Paintings celebrating deadly bomb attacks, photographs of beheaded children and rusting home-made grenades fill a police museum dedicated to the 31,300 people killed by Peru's ruthless Shining Path rebels.
As the Maoist group's jailed leader Abimael Guzman faces a life sentence on Friday in a retrial, officials are encouraging Peruvians to reflect on the dangers of fanaticism in a country still afflicted by the chronic poverty that experts say allowed Shining Path to flourish.
"Shining Path is not just part of Peru's past. It reflects the country's social exclusion, injustice and poverty that creates monsters like Guzman," said Salomon Lerner, who headed a government truth commission in 2003.
Guzman, a former philosophy professor, waged a "popular war" from 1980 until his capture in 1992 to try to install communism in Peru, offering dignity to millions of Andean peasants. But his calls for followers to first cross a "river of blood" and kill 10 percent of the population ultimately alienated supporters and deeply scarred Peru.
Housed in a police building once bombed by Shining Path, the museum contains objects made by followers in Peruvian prisons created out of wood, stone, leather and even soap.
Wooden miniatures celebrate the start of Shining Path's war with the burning of ballot boxes in 1980 as Peru returned to democracy after more than a decade of military dictatorship.
A pair of Guzman's thick, trademark spectacles and his collection of pin-badges of China's Communist leader Mao Zedong, Shining Path's inspiration, form the centerpiece of the museum, built up by police after raids on rebel hideouts.

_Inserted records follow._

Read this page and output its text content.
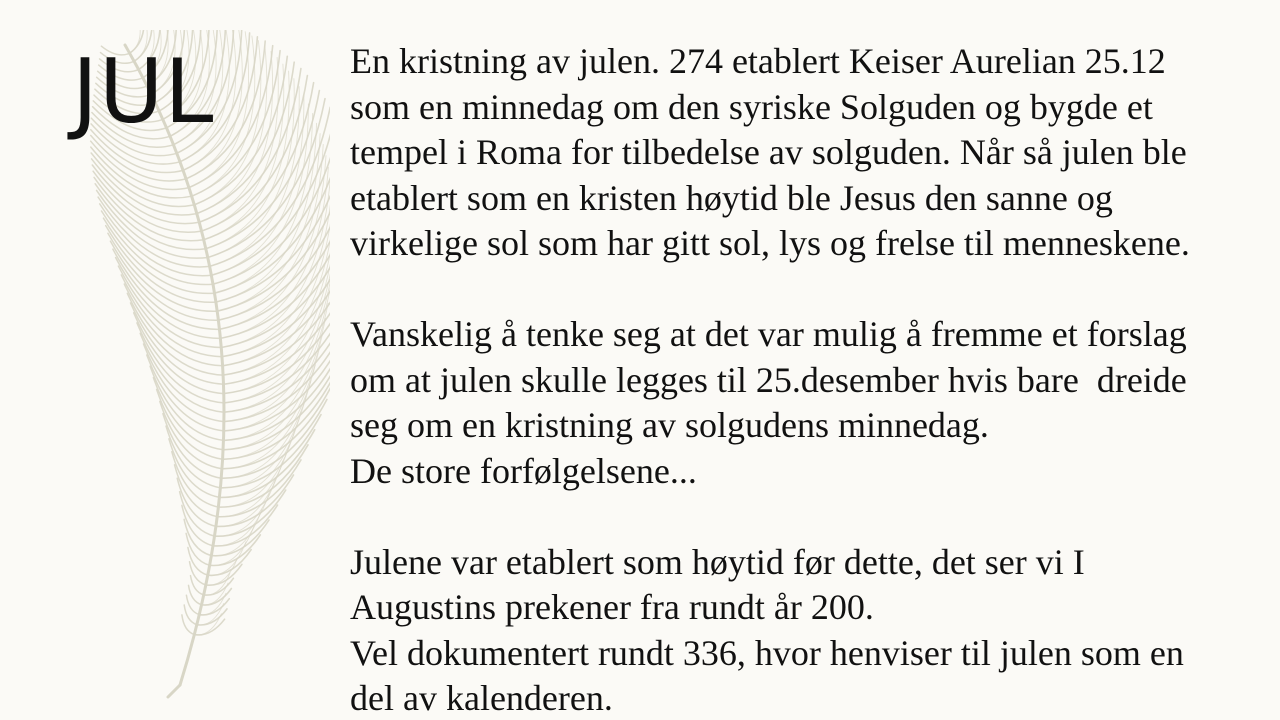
JUL	En kristning av julen. 274 etablert Keiser Aurelian 25.12
som en minnedag om den syriske Solguden og bygde et
tempel i Roma for tilbedelse av solguden. Når så julen ble
etablert som en kristen høytid ble Jesus den sanne og
virkelige sol som har gitt sol, lys og frelse til menneskene.
Vanskelig å tenke seg at det var mulig å fremme et forslag
om at julen skulle legges til 25.desember hvis bare  dreide
seg om en kristning av solgudens minnedag.
De store forfølgelsene...
Julene var etablert som høytid før dette, det ser vi I
Augustins prekener fra rundt år 200.
Vel dokumentert rundt 336, hvor henviser til julen som en
del av kalenderen.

Comprising communist paintings, sculptures and flags given to Guzman by his followers, the artifacts show the now gray-haired 71-year-old as a heroic figure leading a war against Peru's European-descended, coastal elite that has dominated the country since the 15th century Spanish conquest. "In the paintings Guzman never holds a gun, only a book, even as he celebrates bomb attacks," said museum curator Ruben Zuniga, a police officer who helped capture Guzman.

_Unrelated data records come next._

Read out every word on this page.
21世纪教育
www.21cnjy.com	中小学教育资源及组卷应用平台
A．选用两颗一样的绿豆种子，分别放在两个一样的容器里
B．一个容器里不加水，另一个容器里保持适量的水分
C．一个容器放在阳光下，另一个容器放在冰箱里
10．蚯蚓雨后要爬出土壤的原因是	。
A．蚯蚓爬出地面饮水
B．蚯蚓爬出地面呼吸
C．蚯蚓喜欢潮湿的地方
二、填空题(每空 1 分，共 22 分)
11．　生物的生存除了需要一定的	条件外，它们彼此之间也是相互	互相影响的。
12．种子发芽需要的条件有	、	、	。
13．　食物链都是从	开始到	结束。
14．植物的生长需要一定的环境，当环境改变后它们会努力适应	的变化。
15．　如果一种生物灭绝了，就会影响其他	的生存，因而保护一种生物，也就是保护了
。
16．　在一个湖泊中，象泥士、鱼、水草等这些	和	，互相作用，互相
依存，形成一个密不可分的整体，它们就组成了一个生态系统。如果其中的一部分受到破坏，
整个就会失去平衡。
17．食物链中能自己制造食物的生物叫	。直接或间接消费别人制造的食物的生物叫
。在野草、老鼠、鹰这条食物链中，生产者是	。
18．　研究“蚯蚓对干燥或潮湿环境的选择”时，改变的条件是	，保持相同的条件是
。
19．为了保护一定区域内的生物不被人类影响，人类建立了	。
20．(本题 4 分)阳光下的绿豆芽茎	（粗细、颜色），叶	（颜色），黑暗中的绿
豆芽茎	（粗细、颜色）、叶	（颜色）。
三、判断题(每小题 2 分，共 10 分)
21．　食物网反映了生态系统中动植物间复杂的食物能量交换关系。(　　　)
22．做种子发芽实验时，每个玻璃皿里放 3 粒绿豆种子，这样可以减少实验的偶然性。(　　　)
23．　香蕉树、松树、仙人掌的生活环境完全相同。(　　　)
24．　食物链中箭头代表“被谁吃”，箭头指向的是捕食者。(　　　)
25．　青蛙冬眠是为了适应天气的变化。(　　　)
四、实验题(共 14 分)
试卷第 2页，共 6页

"He envisaged creating a museum to celebrate his victory with all these objects," Zuniga said, who added that although the museum was open to the public, it remained under police control so it would not be glorified as a shrine. Police have added a section of photographs documenting the horrific bombing campaign in Lima in the early 1990s.

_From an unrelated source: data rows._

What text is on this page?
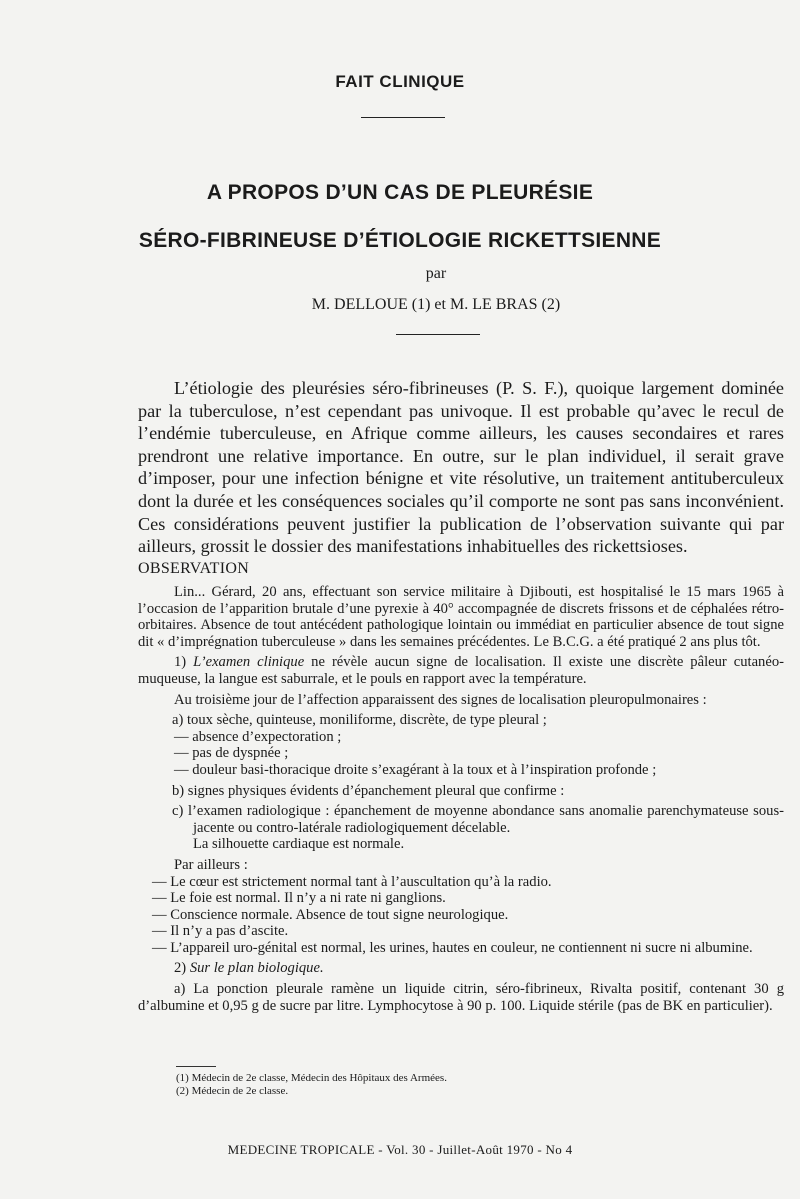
FAIT CLINIQUE
A PROPOS D’UN CAS DE PLEURÉSIE
SÉRO-FIBRINEUSE D’ÉTIOLOGIE RICKETTSIENNE
par
M. DELLOUE (1) et M. LE BRAS (2)

L’étiologie des pleurésies séro-fibrineuses (P. S. F.), quoique largement dominée par la tuberculose, n’est cependant pas univoque. Il est probable qu’avec le recul de l’endémie tuberculeuse, en Afrique comme ailleurs, les causes secondaires et rares prendront une relative importance. En outre, sur le plan individuel, il serait grave d’imposer, pour une infection bénigne et vite résolutive, un traitement antituberculeux dont la durée et les conséquences sociales qu’il comporte ne sont pas sans inconvénient. Ces considérations peuvent justifier la publication de l’observation suivante qui par ailleurs, grossit le dossier des manifestations inhabituelles des rickettsioses.

OBSERVATION

Lin... Gérard, 20 ans, effectuant son service militaire à Djibouti, est hospitalisé le 15 mars 1965 à l’occasion de l’apparition brutale d’une pyrexie à 40° accompagnée de discrets frissons et de céphalées rétro-orbitaires. Absence de tout antécédent pathologique lointain ou immédiat en particulier absence de tout signe dit « d’imprégnation tuberculeuse » dans les semaines précédentes. Le B.C.G. a été pratiqué 2 ans plus tôt.

1) L’examen clinique ne révèle aucun signe de localisation. Il existe une discrète pâleur cutanéo-muqueuse, la langue est saburrale, et le pouls en rapport avec la température.

Au troisième jour de l’affection apparaissent des signes de localisation pleuropulmonaires :

a) toux sèche, quinteuse, moniliforme, discrète, de type pleural ;

— absence d’expectoration ;

— pas de dyspnée ;

— douleur basi-thoracique droite s’exagérant à la toux et à l’inspiration profonde ;

b) signes physiques évidents d’épanchement pleural que confirme :

c) l’examen radiologique : épanchement de moyenne abondance sans anomalie parenchymateuse sous-jacente ou contro-latérale radiologiquement décelable.

La silhouette cardiaque est normale.

Par ailleurs :

— Le cœur est strictement normal tant à l’auscultation qu’à la radio.

— Le foie est normal. Il n’y a ni rate ni ganglions.

— Conscience normale. Absence de tout signe neurologique.

— Il n’y a pas d’ascite.

— L’appareil uro-génital est normal, les urines, hautes en couleur, ne contiennent ni sucre ni albumine.

2) Sur le plan biologique.

a) La ponction pleurale ramène un liquide citrin, séro-fibrineux, Rivalta positif, contenant 30 g d’albumine et 0,95 g de sucre par litre. Lymphocytose à 90 p. 100. Liquide stérile (pas de BK en particulier).

(1) Médecin de 2e classe, Médecin des Hôpitaux des Armées.
(2) Médecin de 2e classe.
MEDECINE TROPICALE - Vol. 30 - Juillet-Août 1970 - No 4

Black-and-white photos show the charred bodies, collapsed apartment buildings and children beheaded and stabbed to death. Other photos show entire Andean villages destroyed. Immediately following Guzman's capture, rebels carried out 65 attacks in eight days as Shining Path split into factions divided over whether to accept the group's defeat.
Today, remnants of the group are still at large and have forged links with drug traffickers in Peru, the world's No 2 cocaine producer, occasionally carrying out attacks on police. "The group have become protectors of the drug trade and have lost interest in seizing political power," said former interior minister and political analyst Fernando Rospigliosi. "They may try to gain attention with some kind of attack because of Guzman's trial but nothing more," he added.